When Those We Love Are in Need

November 6, 2013

Last week I worked with a client who has just been through a hard time with a close friend. Her friend had breast cancer and as the process unfolded it became clear she needed a full mastectomy. My client has such a warm, caring heart that in the past she has been deeply affected and exhausted by supporting loved ones in situations like this one. In her efforts to help she empties out her own energy reservoirs hoping to alleviate the other person’s pain and suffering. As you can imagine, this does not ever end well.

However, this time as her friend went through all her medical procedures, my client shared her love and caring, while not giving herself away. She remembered to let go of trying to control it all, and turned it over to Spirit continually. She took care of herself, so that her energy reservoirs stayed as full as they could during this harrowing process. And, the two of them have emerged with a much deeper  friendship. My client remembered to remain connected to her friend, as the caring, grounded presence she can be, rather than vibrating at the fear level that cancer can bring to us all. In doing this they both came through it with a lot less suffering. I love the Buddhist saying, “Pain is inevitable in life. Suffering is optional.”

This lesson has been a big one for me as well in the last two weeks. My dear friend and colleague, Emilie Conrad, let her whole Continuum teaching community know last week that a recent MRI, after months of unremitting headaches, showed that she has four brain tumors. As she takes action to deal with them, I am here, thousands of miles away, doing my best to send her love, support and whatever I can share with her that will help her healing process. It has not been easy for me.

Some mornings I mentally deliver an armful of roses to her door, simply letting her know how much I love her in way that does not invade her space. On other mornings it feels right to give her a warm hug. And above all, I keep turning this over to Spirit – it is truly way too big for me to try to fix. Because of the distance and immensity of it, I am forced in a way, to let go of over-responsiblity taking, while not letting go of my loving connection to her. Each morning in my meditations and prayers I am facing this lesson – and letting it move through me. I invite all of you who know and love Emilie to consciously join the rest of her community in this loving support for her healing.
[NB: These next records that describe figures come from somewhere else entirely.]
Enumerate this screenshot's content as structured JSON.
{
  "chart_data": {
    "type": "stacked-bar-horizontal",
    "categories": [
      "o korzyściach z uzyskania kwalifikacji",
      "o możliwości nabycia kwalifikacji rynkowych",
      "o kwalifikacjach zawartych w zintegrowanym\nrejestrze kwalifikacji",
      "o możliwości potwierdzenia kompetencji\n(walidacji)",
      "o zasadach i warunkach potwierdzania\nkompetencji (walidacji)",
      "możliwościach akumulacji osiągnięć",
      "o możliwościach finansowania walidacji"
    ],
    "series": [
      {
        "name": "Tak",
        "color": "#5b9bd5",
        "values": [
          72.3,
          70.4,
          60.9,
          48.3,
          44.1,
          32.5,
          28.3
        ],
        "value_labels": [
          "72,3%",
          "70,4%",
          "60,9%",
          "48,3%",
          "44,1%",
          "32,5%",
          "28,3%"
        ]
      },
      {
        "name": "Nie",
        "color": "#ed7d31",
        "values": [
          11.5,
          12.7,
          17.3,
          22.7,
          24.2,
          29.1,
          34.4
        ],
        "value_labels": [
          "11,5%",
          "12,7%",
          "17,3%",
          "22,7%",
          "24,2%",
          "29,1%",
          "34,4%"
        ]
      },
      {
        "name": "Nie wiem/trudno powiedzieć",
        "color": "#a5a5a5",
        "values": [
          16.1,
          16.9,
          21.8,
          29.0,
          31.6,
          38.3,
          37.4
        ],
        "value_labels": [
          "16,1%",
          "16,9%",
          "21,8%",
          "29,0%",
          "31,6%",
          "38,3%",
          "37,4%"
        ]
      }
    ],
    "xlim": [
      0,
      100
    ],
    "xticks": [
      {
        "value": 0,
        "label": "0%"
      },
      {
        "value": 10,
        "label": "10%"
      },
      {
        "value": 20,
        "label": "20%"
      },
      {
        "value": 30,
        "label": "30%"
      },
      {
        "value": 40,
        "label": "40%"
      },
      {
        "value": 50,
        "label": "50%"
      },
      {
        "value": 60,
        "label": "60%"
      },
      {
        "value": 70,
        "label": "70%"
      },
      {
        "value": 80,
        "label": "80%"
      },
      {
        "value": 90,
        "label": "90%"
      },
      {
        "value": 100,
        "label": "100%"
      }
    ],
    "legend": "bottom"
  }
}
She gave us all permission to share this with everyone and I have sat with it for a week, sorting out my own feelings so that I could clearly communicate to all of you in the best way possible where she is and what would be helpful.  Paraphrasing  her words, ”Although this is not what I would have consciously chosen, it is the path I have been given, and I am intrigued with what will emerge.”

Emilie is in good spirits and her therapies (ozone and several others which I do not know details about) have stopped the tumor growth. She is continuing her classes at her Santa Monica studio and her virtual classes, however she has cancelled all classes outside of California to give herself more time to go into deep inquiry and practices to let healing this process unfold fully.

Sending her love and supporting her deep connection to the Universe so she will have what she needs to walk this path.